I read this article (“Open Source” is Broken by Xe) written in the aftermath of the unfortunate
log4j2fiasco. The author discusses a pertinent problem that has plagued the FOSS (Free and Open Source) world ever since large for-profit corporations started their widespread consumption of FOSS, ever since countless “unicorns” raised infinite amounts of funding on valuations built pretty much entirely on FOSS, ever since FOSS got co-opted into corporatisation and capitalisation. And yet, countless maintainers of critical and widely used FOSS struggle to make a living.
Whose fault is this? I do not believe that this is FOSS’ fault as a conceptual framework or a system. If FOSS was broken, the internet as we know it today wouldn’t exist; the countless marvels of technology that we take for granted and techno-economies that thrive on them wouldn’t exist; millions of software developers (like me) who learnt to write code with FOSS and learnt to make a living with that knowledge wouldn’t exist.[…]
How is it that FOSS, a beautiful system that has uplifted and empowered massive swathes of human beings across the globe irrespective of their borders, race, creed, and economic backgrounds, is “broken”? To imply that FOSS is broken because it is abused by a certain category of users, is a form of victim blaming.
Reading the various hot takes regarding the log4j2 problems has been an exercise in frustration. The fact that the maintainers of this small but important piece of software barely received any donations or other forms of financial support, despite their software being extensively used by some of the largest corporations in the world is not a fault of open source – it’s the fault of garbage corporations only taking, but rarely giving. The issue here is not open source – it’s unchecked capitalism.
That being said, these maintainers, and other people who contribute to open source projects, know full well it’s most likely not going to make them rich, or even allow them to recoup any investments made. That’s the nature of open source, and it seems like the technology world has become so infested with venture capitalists that even the mere idea of someone working on something not for the money, but for other reasons seems entirely alien to a lot of people, meaning open source must, therefore, be broken.
Money corrupts anything it touches. I’m insanely grateful for the almost endless number of people contributing to open source projects not because they expect to become rich, but because they enjoy doing it, to show off their skill, for the community of people they love interacting with, for the recognition it sometimes brings, or for the mere secret knowledge that their small project nobody’s ever heard of is a crucial cog in the massive machinery that keeps the technology world spinning.
Open source isn’t broken. It’s working exactly as intended, and it’s by far the most powerful force in the technology world, and it will outlive any of the corporations so many people bend over backwards to please today.
Blaming people for being selfish is like complaining about the nature of humanity that has existed for thousands of years… it’s not likely to change.
I think it is an odd position that so much of our critical infrastructure is ‘unsupported’. It’s entirely possible that proprietary solutions also become unsupported, but there is a certain feedback in system.
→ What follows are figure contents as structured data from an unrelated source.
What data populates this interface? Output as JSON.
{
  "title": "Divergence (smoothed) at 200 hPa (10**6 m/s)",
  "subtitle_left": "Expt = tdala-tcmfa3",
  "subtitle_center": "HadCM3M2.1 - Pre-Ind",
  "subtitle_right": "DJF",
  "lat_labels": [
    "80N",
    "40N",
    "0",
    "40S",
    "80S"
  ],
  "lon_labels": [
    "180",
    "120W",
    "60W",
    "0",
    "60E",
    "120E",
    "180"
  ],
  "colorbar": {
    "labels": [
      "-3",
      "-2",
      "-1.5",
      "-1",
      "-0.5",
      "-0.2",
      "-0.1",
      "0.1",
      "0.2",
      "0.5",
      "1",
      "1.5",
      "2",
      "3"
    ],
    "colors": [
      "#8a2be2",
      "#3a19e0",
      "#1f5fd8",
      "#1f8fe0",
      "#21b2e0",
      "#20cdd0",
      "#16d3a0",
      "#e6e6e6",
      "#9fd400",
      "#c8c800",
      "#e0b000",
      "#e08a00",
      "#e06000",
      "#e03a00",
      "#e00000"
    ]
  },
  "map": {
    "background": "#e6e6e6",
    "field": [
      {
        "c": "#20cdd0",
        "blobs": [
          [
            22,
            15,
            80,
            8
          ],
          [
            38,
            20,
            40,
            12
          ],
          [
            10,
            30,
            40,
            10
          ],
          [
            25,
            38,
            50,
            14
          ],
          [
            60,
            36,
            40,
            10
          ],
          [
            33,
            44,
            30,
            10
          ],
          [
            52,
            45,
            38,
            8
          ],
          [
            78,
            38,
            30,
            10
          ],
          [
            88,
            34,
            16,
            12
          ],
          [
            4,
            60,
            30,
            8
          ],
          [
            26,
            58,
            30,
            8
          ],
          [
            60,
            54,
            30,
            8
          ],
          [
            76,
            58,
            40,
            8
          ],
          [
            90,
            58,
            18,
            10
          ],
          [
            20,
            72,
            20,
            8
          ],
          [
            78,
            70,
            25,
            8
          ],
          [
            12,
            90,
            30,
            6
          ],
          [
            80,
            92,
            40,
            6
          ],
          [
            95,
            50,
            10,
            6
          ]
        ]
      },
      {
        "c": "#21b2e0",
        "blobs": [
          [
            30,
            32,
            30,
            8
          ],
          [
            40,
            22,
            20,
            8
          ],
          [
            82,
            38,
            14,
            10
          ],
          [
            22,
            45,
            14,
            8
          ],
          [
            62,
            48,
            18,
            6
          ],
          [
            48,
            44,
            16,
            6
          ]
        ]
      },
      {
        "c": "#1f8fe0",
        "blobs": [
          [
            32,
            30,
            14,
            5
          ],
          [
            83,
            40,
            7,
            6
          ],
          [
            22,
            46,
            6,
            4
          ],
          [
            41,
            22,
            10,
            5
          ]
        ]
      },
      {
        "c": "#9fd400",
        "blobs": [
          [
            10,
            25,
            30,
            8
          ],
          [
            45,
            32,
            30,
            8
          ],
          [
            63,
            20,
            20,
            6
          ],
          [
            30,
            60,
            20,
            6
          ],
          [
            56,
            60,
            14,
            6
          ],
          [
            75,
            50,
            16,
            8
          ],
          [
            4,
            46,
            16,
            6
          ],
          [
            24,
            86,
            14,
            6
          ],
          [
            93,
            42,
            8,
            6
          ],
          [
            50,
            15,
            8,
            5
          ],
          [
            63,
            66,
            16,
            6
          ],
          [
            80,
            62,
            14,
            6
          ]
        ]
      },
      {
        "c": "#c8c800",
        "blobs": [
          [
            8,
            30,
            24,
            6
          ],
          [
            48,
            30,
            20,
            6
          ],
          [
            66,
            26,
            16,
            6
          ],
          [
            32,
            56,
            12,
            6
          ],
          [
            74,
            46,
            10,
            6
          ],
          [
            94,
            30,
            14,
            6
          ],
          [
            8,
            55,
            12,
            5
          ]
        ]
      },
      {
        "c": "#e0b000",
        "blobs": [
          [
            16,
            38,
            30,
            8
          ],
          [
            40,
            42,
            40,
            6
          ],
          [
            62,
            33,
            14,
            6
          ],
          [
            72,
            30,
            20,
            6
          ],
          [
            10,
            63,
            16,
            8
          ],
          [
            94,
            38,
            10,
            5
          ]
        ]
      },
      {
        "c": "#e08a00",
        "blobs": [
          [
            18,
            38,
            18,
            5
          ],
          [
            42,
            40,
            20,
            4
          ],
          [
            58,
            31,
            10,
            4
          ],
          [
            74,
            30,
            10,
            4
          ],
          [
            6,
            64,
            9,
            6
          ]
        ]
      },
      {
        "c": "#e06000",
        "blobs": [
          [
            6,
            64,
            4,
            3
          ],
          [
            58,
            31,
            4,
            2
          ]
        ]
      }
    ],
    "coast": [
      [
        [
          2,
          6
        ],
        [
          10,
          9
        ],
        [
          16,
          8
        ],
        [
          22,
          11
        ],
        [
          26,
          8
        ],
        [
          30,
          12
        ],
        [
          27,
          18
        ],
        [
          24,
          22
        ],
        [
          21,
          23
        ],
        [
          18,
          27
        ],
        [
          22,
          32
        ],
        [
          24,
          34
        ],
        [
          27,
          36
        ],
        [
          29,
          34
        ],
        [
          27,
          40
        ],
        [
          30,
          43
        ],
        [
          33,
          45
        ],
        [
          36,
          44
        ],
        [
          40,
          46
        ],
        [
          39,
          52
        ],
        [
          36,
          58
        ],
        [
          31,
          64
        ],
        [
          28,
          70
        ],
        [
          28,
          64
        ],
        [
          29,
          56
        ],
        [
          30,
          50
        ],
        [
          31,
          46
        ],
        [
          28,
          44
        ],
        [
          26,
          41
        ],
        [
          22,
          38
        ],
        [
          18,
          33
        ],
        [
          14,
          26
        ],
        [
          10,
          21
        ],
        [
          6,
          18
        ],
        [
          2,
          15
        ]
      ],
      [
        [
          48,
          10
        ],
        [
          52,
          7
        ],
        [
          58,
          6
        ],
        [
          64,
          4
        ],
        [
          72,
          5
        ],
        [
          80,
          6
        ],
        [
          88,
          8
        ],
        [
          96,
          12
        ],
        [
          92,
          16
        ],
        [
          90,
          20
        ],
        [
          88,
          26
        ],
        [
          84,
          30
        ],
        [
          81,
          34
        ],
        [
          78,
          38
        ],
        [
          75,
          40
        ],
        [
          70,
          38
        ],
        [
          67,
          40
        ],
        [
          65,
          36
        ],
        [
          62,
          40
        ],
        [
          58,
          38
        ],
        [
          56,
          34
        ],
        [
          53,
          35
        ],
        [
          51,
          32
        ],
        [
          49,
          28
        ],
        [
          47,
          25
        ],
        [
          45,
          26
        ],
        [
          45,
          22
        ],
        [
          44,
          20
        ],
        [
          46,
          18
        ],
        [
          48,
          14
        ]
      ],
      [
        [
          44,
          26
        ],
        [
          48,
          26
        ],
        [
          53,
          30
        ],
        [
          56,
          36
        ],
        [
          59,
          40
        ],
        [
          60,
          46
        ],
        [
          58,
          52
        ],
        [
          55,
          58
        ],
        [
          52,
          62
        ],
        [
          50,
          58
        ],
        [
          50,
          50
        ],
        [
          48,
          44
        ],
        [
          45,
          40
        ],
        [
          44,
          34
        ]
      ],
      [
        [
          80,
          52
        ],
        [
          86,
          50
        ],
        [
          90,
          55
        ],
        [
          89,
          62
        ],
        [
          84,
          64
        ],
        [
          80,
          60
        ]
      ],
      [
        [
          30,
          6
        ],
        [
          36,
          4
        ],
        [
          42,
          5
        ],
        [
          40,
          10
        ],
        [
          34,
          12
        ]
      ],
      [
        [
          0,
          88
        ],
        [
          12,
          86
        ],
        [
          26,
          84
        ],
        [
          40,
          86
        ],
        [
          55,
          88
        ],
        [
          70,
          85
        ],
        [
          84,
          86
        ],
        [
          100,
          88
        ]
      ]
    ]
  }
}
Your contract is up, the company goes bankrupt, the company sends you notice that the product is interesting end of life and future support will cost you more… Executives get nervous when this happens.
Personally, I think the way forward for open source is similar to the way governments fund say the arts/museums… You can argue that government shouldn’t be funding these things at all, but I think it’s a good working model. We’re not talking billions of dollars here. Best of all, we already have a workable organizational model. Log4j isn’t some random product run by some random person on the internet. A lot of the popular open source software gets pushed to formal organizations. In this case, the Apache Software Foundation. How easy would it be for governments to throw a few million it’s way to maintain our digital infrastructure same as they maintain our cultural or physical infrastructure.
Now would this complicate open source? Of course it would. Life is complex. Maybe they’d try and sway the open source model pushing software in certain ways, pushing political motives…
The US government is already trying to get firms to produce a software bill of materials (SBOM). Seems pretty reasonable to fund the most used components.